Algumas regras básicas da aviação deveriam se tornar verdadeiros mantras de uma organização, independente do seu tamanho, porque dirigir uma empresa em nada difere de pilotar um avião. Ambos irão navegar por ambientes onde, ousadia e prudência precisam caminhar juntas, pois o imponderável é uma constante. Uma dessas regras, talvez a mais básica de todas, diz simplesmente que não se pode, ou melhor, não se deve decolar sem um plano de vôo. Norma que para muitos pode parecer óbvia, mas que não é seguida ou respeitada por muitos empreendedores, que decolam com seus empreendimentos sem a mínima noção de um plano estratégico, a indicar ao menos onde se pretende chegar, quando e como. Alguns chegam a dizer que isso é um luxo para poucos, e outros, chegam a dizer que se trata de ‘frescura’. Para esses, o pensamento estratégico não passa de uma perda de tempo.

Ao atuar como ‘estrategista’ para várias empresas, envolvo-me com frequência em momentos de turbulência dos mais diversos. Há ocasiões em que tudo parece fluir em céu de brigadeiro, como dizemos na aviação quando se voa em céu azul, sem nuvens pesadas, com visibilidade total e sem ventos fortes; todavia, voar implica estar em constante deslocamento, e por consequência, as condições meteorológicas podem mudar de uma hora para outra, alterando completamente a segurança do voo. Essa percepção comum a um piloto é muitas vezes ignorada por um empreendedor. Por isso, a visão desse estrategista é quase sempre vista com certa reticência e até animosidade por quem o contrata, afinal, como pensar em adversidades quando ao redor tudo está bem, fluindo a mil maravilhas? Por que estragar o prazer de o momento de plenitude de um empreendimento com preocupantes previsões adiante, se tudo está ‘aparentemente’ sob controle?... É assim, que tem início em determinadas situações, momentos de angústia e desafio para aquele que com uma visão de fora e de longo alcance, percebe significativas mudanças no horizonte e necessita sugerir mudanças de rota ou de atitude da aeronave, no caso a empresa, com relação à velocidade, altitude ou plano de voo.
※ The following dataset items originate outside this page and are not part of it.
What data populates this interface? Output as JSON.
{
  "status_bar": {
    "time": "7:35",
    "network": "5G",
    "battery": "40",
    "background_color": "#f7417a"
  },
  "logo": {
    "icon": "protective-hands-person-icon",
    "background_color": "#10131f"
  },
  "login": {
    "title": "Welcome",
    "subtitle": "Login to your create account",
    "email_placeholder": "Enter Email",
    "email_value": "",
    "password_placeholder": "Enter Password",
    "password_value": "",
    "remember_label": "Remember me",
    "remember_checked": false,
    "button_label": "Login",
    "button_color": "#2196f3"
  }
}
Provavelmente, a maior de todas as competências de um empreendedor, tal qual um piloto, seja a sua capacidade de atuar na adversidade. Afinal, ser empreendedor é uma atividade de risco, especialmente em países onde inexiste uma política de amparo e proteção que promova maior segurança àquele que se aventura a voar em ambientes hostis, marcados por uma ocupação irracional, irresponsável e até mesmo desleal dos espaços. Entretanto, competência para a adversidade não significa habilidade de improvisação. Muito pelo contrário, implica maior ênfase no planejamento e suas necessárias adequações durante o percurso ou operacionalização. Nesses momentos, pode ser decisivo complementar a visão com informações que chegam de fora. Recomendações estratégicas podem significar a sobrevivência de um projeto, e conduzi-lo com serenidade à sua meta. Não existe possibilidades de mágicas durante um voo. Não se apela a ‘pais-de-santo’, ou salvadores da pátria em momentos de turbulência, mas se aplica com absoluta confiança princípios, que associados ao conhecimento, ao bom senso e à disciplina, contornam situações adversas. Nada, além disso.

Convém lembrar algo que aprendemos na infância, mas que esquecemos com facilidade: crescemos na adversidade. Sempre saímos fortalecidos desses momentos turbulentos, porque é neles que nos permitimos testar nossa capacidade de superação, mais que isso, colocamos em prática novos conhecimentos ou novas teorias, além de abrirmos nossas mentes para alternativas de fora, que seriam certamente bloqueadas quando tudo parece estar bem. É na adversidade que entendemos o significado da palavra ‘diferente’. Aquilo que foge da rotina, do convencional, do que é conhecido. É também diante da adversidade que compreendemos a extensão da palavra ‘limites’, e nos colocamos frente a frente com o 'desconhecido'. E aí somos testados. Mais ainda, somos preparados para desafios maiores. No fogo intenso, o calor que dá a têmpera ao aço que ganha novas características, resistência e aplicações. Parece lugar comum, mas trata-se de uma verdade universal, da qual não há como fugir. O constante reciclar de todas as coisas impõe tal princípio. A catástrofe surge do inesperado para que em situações extremas tudo se reajuste, e para que, de alguma forma, seus participantes percebam o imperativo da mudança, pois sem isso, acomodam-se às condições conhecidas, ignorando a lei que rege todos os elementos de um todo que se modifica sem cessar.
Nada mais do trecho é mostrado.